Once upon a day I got in contact with shape files. This is a common format for GIS data like for example district borders. I got in contact which such data where I had to update a database with such shapes used to overlay a map. A shape file with its extension „.shp“ contains the shape polygons itself and usually comes with a „.dbf“ file (dBase 3) containing the shapes metadata like address in our example. Furthermore there can be a „.prj“ and/or „.qpj“ file containing information about the format of geo coordinates used.
Inspect the shapes metadata
There is a small tool around called dbview to open and query dBase 3 database files.
See the PROJ.4 parameters for a given projection file
The GDAL package contains a nice command line tool called gdalsrsinfo. This transforms the projection config in „.prj“ or „.qpj“ files in parameters usable by proj4j.
gdalsrsinfo my-shapes.prj PROJ.4 : '+proj=tmerc +lat_0=0 +lon_0=12 +k=1 +x_0=4500000 +y_0=0 +datum=potsdam +units=m +no_defs ' OGC WKT : PROJCS["DHDN_3_degree_Gauss_Kruger_zone_4", GEOGCS["GCS_DHDN", DATUM["Deutsches_Hauptdreiecksnetz", SPHEROID["Bessel_1841",6377397.155,299.1528128]], PRIMEM["Greenwich",0], UNIT["Degree",0.017453292519943295]], PROJECTION["Transverse_Mercator"], PARAMETER["latitude_of_origin",0], PARAMETER["central_meridian",12], PARAMETER["scale_factor",1], PARAMETER["false_easting",4500000], PARAMETER["false_northing",0], UNIT["Meter",1]]

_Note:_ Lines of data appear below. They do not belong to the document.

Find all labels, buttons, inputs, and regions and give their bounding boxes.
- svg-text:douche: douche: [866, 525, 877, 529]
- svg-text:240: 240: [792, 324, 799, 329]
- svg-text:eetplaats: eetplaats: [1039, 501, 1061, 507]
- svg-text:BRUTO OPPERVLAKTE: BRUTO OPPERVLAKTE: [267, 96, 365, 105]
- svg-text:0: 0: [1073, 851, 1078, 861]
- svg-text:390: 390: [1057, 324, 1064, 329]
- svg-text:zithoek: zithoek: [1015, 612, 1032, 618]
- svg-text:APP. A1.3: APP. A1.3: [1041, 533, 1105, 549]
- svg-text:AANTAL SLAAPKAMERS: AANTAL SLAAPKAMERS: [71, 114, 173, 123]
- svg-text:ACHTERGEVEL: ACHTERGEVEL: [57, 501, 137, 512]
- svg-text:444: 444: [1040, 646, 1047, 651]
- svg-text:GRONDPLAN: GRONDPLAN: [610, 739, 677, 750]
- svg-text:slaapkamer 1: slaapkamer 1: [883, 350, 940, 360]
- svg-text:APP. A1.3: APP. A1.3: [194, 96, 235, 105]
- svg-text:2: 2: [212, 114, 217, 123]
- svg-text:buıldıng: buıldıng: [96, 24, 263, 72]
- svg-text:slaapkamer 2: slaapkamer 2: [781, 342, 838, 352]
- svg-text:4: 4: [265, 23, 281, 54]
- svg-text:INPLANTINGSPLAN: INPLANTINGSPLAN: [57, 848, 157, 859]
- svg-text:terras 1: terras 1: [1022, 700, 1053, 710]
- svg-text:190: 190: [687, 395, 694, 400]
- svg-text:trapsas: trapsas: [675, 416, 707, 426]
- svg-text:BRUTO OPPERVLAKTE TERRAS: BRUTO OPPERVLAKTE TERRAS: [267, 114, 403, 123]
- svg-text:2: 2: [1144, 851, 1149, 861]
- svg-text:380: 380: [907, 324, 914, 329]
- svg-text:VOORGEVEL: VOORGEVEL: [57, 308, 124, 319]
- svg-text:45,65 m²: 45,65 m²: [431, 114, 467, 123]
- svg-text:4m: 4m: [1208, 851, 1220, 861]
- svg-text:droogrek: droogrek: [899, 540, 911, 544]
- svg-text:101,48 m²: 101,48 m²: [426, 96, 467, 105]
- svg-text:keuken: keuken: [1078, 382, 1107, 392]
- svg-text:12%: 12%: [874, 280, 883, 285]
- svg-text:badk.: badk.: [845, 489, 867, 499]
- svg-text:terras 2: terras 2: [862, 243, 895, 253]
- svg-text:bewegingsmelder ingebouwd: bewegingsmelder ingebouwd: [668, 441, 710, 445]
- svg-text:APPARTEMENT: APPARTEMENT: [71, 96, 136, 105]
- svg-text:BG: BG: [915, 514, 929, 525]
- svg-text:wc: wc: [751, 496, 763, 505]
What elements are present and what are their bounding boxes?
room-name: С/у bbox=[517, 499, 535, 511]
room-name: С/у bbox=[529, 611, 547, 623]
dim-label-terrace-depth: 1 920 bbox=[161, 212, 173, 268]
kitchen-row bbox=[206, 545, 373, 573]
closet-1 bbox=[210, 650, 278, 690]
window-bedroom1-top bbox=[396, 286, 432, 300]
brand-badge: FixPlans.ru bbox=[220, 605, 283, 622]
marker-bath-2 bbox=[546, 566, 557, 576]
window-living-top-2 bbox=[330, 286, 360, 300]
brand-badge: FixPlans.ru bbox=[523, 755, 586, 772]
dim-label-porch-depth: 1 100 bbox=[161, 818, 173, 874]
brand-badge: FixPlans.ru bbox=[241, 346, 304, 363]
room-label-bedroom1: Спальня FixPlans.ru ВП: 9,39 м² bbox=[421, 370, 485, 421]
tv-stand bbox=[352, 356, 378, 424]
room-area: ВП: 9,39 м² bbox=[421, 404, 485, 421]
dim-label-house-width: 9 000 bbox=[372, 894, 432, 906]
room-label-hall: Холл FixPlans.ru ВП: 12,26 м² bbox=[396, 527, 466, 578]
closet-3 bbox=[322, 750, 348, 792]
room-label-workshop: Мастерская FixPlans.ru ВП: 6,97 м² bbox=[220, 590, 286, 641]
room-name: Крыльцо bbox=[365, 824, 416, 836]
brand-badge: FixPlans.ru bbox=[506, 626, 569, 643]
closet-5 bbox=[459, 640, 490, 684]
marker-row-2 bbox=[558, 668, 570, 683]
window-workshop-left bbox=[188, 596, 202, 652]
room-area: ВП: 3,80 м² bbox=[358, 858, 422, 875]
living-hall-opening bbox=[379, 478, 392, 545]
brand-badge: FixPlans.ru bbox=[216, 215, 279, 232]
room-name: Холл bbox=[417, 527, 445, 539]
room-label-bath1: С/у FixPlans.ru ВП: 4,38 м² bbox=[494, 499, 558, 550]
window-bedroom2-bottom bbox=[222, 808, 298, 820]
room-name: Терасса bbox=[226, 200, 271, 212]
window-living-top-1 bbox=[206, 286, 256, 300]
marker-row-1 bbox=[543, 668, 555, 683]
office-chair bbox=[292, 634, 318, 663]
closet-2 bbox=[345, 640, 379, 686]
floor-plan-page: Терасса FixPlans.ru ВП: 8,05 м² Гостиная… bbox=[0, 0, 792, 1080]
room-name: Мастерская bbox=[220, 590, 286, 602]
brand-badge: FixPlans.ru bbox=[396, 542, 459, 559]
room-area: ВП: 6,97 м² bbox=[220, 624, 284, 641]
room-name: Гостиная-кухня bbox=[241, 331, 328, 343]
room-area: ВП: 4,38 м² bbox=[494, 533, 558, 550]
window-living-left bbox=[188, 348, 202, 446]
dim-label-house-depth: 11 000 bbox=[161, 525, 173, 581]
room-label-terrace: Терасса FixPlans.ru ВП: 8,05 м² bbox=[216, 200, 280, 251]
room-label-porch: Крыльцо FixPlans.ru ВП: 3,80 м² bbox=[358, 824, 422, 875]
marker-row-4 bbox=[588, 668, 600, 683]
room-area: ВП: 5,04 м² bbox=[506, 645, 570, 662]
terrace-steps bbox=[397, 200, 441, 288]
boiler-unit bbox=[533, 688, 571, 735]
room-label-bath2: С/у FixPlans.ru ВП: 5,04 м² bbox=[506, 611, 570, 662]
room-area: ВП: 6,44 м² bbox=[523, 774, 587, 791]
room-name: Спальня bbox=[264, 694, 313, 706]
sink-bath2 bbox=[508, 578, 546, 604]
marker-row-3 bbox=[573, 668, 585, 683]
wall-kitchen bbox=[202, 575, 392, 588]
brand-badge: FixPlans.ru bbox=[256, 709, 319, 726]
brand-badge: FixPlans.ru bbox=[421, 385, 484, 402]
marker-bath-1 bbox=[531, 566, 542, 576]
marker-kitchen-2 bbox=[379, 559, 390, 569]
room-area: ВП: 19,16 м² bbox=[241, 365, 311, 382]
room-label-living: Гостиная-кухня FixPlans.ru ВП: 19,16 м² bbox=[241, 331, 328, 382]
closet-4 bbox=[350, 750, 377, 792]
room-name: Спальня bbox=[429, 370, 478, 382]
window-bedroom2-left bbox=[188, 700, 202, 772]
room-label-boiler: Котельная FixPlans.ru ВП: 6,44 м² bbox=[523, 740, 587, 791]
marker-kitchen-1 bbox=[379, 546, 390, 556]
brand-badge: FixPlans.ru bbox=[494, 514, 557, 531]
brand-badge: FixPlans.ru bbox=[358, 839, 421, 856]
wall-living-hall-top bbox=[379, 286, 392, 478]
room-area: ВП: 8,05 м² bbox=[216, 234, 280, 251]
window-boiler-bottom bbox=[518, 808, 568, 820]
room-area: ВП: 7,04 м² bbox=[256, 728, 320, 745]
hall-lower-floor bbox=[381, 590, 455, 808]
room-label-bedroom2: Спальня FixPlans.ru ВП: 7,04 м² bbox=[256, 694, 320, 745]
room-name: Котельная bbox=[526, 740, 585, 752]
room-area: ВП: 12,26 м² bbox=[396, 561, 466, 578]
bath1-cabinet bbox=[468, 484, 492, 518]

Transform shape files at scale
We use AWS EMR with Spark to crunch stuff one could call „big data“. We also used it to merge shape files with other data and export them as CSV. The magellan library is a nice solution to work with shape files with spark. As for now it is only compatible with Spark 1.4.1 but using AWS EMR it is pretty simple to use whatever version you want. The library is implemented with spark-sql which massively simplifies working with such files.